Foto: APA/epa/Schlager

Recherche ist gelegentlich auch ein wenig Glückssache. Ginge es nach dem "Kurier", die Volkspartei hätte kein Personalproblem. Spindelegger, wer sonst? ÖVP-Chef sitzt vorerst noch fest im Sattel. So lautete der Titel über der Kolumne Politik von Innen, die den Leserinnen und Lesern des Blattes Zugang zu besonders erlesenen Quellen vorgaukeln soll - und das am selben Dienstag, an dem Spindelegger, wer sonst? aus dem Sattel stieg.

"Spindeleggers Tage als ÖVP-Chef gezählt?" "Spindelegger vor dem Aus?" Derlei Schlagzeilen in Boulevardmedien erzürnen gegenwärtig die ÖVP-Spitze. Gern bereit, sich zum Werkzeug dieses Zorns zu machen - man ist ja schließlich kein Boulevardmedium -, ging der "Kurier" ÖVP inside: Ganz so ernst ist die Lage tatsächlich (noch) nicht, wie "Kurier" -Recherchen ergaben. Vorerst sitzt Michael Spindelegger weiter fest im Sattel - trotz Kritik diverser Länderchefs. Die eigentlich gar keine war, glaubte man dem Umfeld des Vizekanzlers namens Reinhold Lopatka. Die Länderchefs hätten nicht Spindelegger persönlich, sondern die Bundesregierung kritisiert.

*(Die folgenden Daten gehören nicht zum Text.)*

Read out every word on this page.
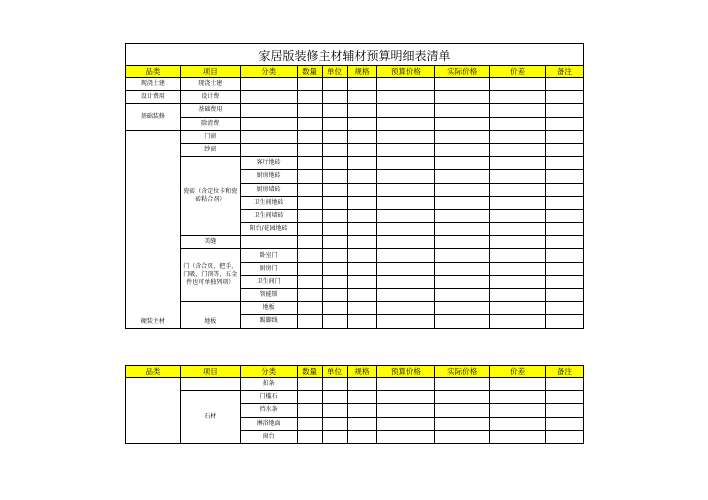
家居版装修主材辅材预算明细表清单
品类	项目	分类	数量	单位	规格	预算价格	实际价格	价差	备注
现浇土建	现浇土建								
设计费用	设计费								
基础装修	基础费用								
	除渣费								
硬装主材	门窗								
	纱窗								
	瓷砖（含定位卡和瓷砖粘合剂）	客厅地砖							
		厨房地砖							
		厨房墙砖							
		卫生间地砖							
		卫生间墙砖							
		阳台/花园地砖							
	美缝								
	门（含合页、把手、门吸、门顶等，五金件也可单独列项）	卧室门							
		厨房门							
		卫生间门							
		智能锁							
	地板	地板							
		踢脚线							
品类	项目	分类	数量	单位	规格	预算价格	实际价格	价差	备注
		扣条							
	石材	门槛石							
		挡水条							
		淋浴地面							
		窗台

ÖVP-Klubchef Reinhold Lopatka meint gar, die Länderchefs seien medial missinterpretiert worden. "Der Landeshauptmann von Oberösterreich hat mir gesagt, dass er nie auch nur ansatzweise Kritik am Bundesobmann geübt hat." Heute wird Lopatka bedauern, dass er diese Information seinem Bundesobmann nicht weitergegeben hat, er könnte sich noch immer an ihm erquicken.

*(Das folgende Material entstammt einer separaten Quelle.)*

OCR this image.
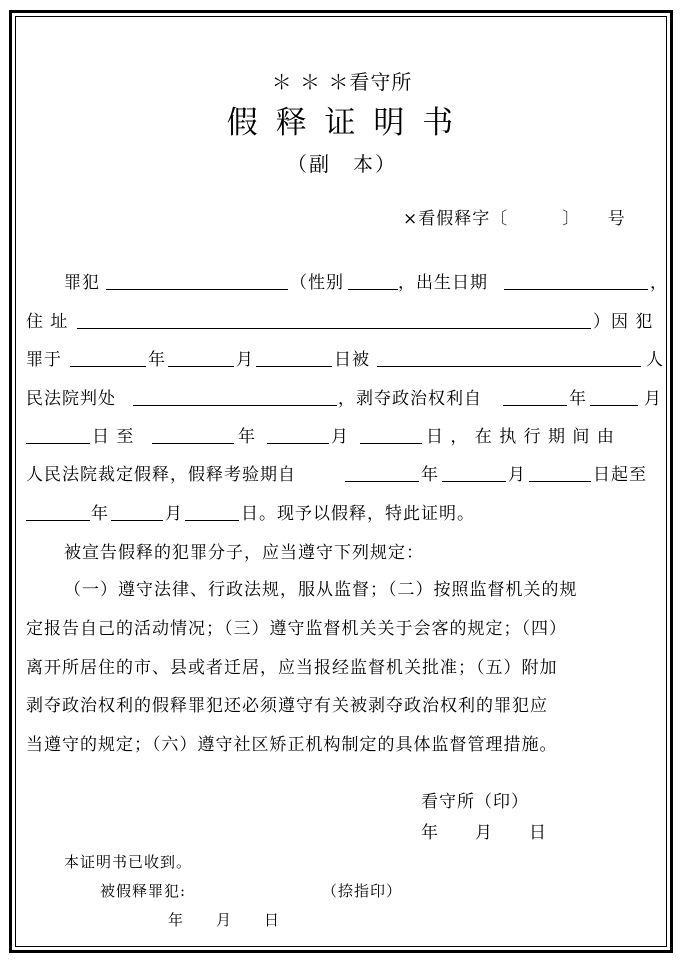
＊ ＊ ＊看守所
假 释 证 明 书
（副　本）
×看假释字〔　　　〕　　号
罪犯	（性别	，出生日期	，
住 址	）因 犯
罪于	年	月	日被	人
民法院判处	，剥夺政治权利自	年	月
日 至	年	月	日 ， 在 执 行 期 间 由
人民法院裁定假释，假释考验期自	年	月	日起至
年	月	日。现予以假释，特此证明。
被宣告假释的犯罪分子，应当遵守下列规定：
（一）遵守法律、行政法规，服从监督；（二）按照监督机关的规
定报告自己的活动情况；（三）遵守监督机关关于会客的规定；（四）
离开所居住的市、县或者迁居，应当报经监督机关批准；（五）附加
剥夺政治权利的假释罪犯还必须遵守有关被剥夺政治权利的罪犯应
当遵守的规定；（六）遵守社区矫正机构制定的具体监督管理措施。
看守所（印）
年　　月　　日
本证明书已收到。
被假释罪犯:	（捺指印）
年　　月　　日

Aus dem Umfeld des Vizekanzlers verlagerte der "Kurier" dann seine Recherchen zwecks Beruhigung der erzürnten ÖVP-Spitze ins schwarze Theater. Hinter den Kulissen hört sich die Interpretation ein bisschen anders an. Ein Regierungsmitglied: "Im Moment ist das noch nicht mehr als ein Sommertheater. Im Sommer werden die Landeshauptleute von den Zeitungen interviewt. Die von der ÖVP reiben sich nach wie vor am liebsten an der Regierung und der Parteiführung in Wien. Zudem gibt es auch keine wirkliche Alternative zu Spindelegger.

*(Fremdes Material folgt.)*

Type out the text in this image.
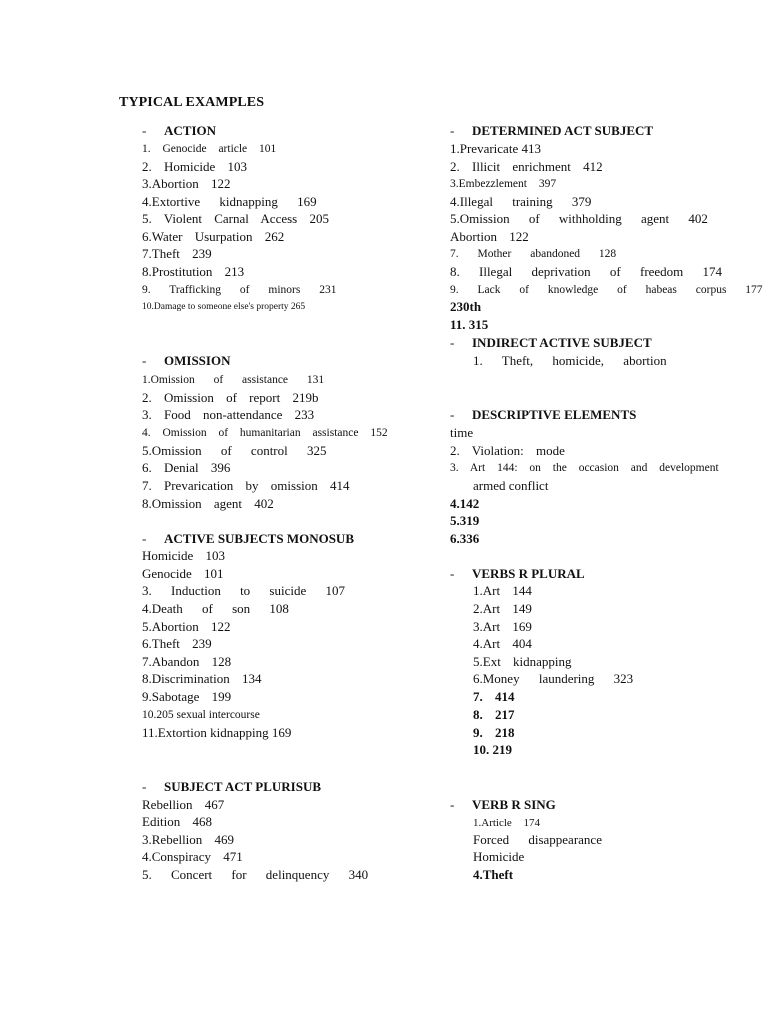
TYPICAL EXAMPLES
- ACTION
1. Genocide article 101
2. Homicide 103
3.Abortion 122
4.Extortive kidnapping 169
5. Violent Carnal Access 205
6.Water Usurpation 262
7.Theft 239
8.Prostitution 213
9. Trafficking of minors 231
10.Damage to someone else's property 265
- OMISSION
1.Omission of assistance 131
2. Omission of report 219b
3. Food non-attendance 233
4. Omission of humanitarian assistance 152
5.Omission of control 325
6. Denial 396
7. Prevarication by omission 414
8.Omission agent 402
- ACTIVE SUBJECTS MONOSUB
Homicide 103
Genocide 101
3. Induction to suicide 107
4.Death of son 108
5.Abortion 122
6.Theft 239
7.Abandon 128
8.Discrimination 134
9.Sabotage 199
10.205 sexual intercourse
11.Extortion kidnapping 169
- SUBJECT ACT PLURISUB
Rebellion 467
Edition 468
3.Rebellion 469
4.Conspiracy 471
5. Concert for delinquency 340
- DETERMINED ACT SUBJECT
1.Prevaricate 413
2. Illicit enrichment 412
3.Embezzlement 397
4.Illegal training 379
5.Omission of withholding agent 402
Abortion 122
7. Mother abandoned 128
8. Illegal deprivation of freedom 174
9. Lack of knowledge of habeas corpus 177
230th
11. 315
- INDIRECT ACTIVE SUBJECT
1. Theft, homicide, abortion
- DESCRIPTIVE ELEMENTS
time
2. Violation: mode
3. Art 144: on the occasion and development
armed conflict
4.142
5.319
6.336
- VERBS R PLURAL
1.Art 144
2.Art 149
3.Art 169
4.Art 404
5.Ext kidnapping
6.Money laundering 323
7. 414
8. 217
9. 218
10. 219
- VERB R SING
1.Article 174
Forced disappearance
Homicide
4.Theft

Da wurde es ein bisschen kränkend für Reinhold Mitterlehner. Vom "Kurier" nicht einmal als wirkliche Alternative zu Spindelegger eingeschätzt zu werden, baut nicht auf. Dem fiel auf Anhieb nur Andrä Rupprechter (Agrarminister) ein, aber auch nicht als wirkliche Alternative. Der hat nicht einmal die eigene Basis, den Bauernbund, voll hinter sich. Und alle anderen kolportierten Lösungen sind unrealistisch.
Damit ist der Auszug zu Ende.